Taking a more fundamental approach to regularization with LARS

使用LARS方法实现更基本方法来近似正则化

To borrow from Gilbert Strang's evaluation of the Gaussian elimination, LARS is an idea you probably would've considered eventually had it not been discovered previously by Efron, Hastie, Johnstone, and Tibshiriani in their works[1].

从Gilbert Strang的高斯消元法评估借鉴而来，LARS是一个由Efron, Hastie, Johnstone, and Tibshiriani在工作中发现的，你没有发现在不知不觉中就被考虑到的方法。

Getting ready准备工作

Least-angle regression (LARS) is a regression technique that is well suited for high-dimensional problems, that is, p >> n, where p denotes the columns or features and n is the numbe of samples.

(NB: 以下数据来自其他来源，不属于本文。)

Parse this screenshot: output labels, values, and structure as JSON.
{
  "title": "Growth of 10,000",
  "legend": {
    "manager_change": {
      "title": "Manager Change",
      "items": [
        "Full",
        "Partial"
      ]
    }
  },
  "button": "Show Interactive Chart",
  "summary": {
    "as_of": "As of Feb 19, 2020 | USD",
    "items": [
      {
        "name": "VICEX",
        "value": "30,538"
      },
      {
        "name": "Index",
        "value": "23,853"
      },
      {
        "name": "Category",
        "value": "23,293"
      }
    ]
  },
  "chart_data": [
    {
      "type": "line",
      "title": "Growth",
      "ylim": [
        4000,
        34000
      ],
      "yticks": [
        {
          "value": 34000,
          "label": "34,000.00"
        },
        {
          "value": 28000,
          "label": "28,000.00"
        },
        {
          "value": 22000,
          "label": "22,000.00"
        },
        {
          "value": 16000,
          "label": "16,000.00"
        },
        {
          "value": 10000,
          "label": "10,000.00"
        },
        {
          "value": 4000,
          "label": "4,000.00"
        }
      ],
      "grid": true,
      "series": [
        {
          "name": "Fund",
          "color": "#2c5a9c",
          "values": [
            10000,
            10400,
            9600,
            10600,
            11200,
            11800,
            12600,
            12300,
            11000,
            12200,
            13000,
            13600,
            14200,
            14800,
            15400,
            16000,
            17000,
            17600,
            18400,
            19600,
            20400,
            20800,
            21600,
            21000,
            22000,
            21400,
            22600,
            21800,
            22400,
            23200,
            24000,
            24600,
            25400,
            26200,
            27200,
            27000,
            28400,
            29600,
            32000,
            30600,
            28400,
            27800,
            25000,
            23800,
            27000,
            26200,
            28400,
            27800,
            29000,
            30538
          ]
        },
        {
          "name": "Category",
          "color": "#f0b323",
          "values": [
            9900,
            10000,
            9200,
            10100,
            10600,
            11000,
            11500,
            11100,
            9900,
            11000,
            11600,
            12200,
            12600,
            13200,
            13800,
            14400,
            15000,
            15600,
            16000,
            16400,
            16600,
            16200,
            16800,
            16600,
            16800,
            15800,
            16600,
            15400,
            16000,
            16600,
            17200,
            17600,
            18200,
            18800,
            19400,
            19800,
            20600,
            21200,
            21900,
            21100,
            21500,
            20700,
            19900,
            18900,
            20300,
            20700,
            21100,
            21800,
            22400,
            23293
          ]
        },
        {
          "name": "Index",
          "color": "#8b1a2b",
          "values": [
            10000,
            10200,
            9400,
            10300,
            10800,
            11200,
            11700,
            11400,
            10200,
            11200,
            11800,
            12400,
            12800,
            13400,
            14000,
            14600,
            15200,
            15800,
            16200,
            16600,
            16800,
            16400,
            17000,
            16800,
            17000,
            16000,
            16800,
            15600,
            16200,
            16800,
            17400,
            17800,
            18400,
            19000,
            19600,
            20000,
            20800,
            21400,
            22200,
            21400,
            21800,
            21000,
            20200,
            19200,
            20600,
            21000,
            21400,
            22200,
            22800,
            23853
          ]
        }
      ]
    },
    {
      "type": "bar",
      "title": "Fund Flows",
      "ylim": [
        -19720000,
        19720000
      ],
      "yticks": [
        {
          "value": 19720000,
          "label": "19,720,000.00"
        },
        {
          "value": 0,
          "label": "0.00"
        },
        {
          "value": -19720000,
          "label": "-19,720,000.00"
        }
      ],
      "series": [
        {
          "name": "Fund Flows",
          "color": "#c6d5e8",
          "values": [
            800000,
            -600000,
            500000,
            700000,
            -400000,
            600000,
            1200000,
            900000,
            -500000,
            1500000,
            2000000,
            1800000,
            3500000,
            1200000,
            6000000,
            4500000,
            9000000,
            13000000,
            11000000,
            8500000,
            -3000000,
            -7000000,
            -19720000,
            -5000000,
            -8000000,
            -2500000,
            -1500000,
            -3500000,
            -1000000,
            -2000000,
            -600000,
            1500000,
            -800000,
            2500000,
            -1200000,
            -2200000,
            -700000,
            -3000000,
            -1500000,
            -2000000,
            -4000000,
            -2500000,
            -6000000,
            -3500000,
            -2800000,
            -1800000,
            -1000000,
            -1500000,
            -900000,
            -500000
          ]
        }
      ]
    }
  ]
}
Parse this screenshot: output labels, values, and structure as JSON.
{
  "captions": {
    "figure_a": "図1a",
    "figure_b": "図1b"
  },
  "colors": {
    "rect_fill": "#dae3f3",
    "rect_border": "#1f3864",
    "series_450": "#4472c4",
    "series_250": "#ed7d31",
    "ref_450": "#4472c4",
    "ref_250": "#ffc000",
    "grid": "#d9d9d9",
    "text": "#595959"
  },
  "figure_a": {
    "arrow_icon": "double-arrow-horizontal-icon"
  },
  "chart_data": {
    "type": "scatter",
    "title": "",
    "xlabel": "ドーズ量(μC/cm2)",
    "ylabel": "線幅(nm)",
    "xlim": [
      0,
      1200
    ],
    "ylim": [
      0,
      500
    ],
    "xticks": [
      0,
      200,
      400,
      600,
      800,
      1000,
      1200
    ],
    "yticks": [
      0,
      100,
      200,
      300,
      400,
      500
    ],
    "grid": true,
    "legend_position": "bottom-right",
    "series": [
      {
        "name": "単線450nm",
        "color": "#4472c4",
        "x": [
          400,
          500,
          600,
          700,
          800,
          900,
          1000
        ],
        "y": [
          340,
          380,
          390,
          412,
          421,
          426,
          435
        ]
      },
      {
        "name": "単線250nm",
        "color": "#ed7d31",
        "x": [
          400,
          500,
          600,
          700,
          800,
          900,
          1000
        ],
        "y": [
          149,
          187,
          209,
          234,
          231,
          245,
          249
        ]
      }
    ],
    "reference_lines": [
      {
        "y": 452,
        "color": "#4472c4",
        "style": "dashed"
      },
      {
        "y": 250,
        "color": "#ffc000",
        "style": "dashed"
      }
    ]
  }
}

最小角回归是适合高维问题的一种回归技术，那是当p>>n，p表示列或特征，n表示样本数量。

How to do it...它是怎么做的

First, import the necessary objects. The data we use will have 200 data points and 500 features. We'll also choose a low noise and a small number of informative features:

首先，导入必要的对象，数据将由200条数据含500个特征。我们将挑选含有少量噪声并且只有少量有用的特征：

from sklearn.datasets import make_regression
reg_data,reg_target=make_regression(n_samples=200,n_features=500,n_informative=10,noise=2)

Since we used 10 informative features, let's also specify that we want 10 nonzero coefficients in LARS. We will probably not know the exact number of informative features beforehand, but it's useful for learning purposes:

当我们使用10个有用特征，我们将规定我们在LARS中有10个非0系数。我们可能提前不知道具体的有意义的信息，但是这对学习目标来说很有意义。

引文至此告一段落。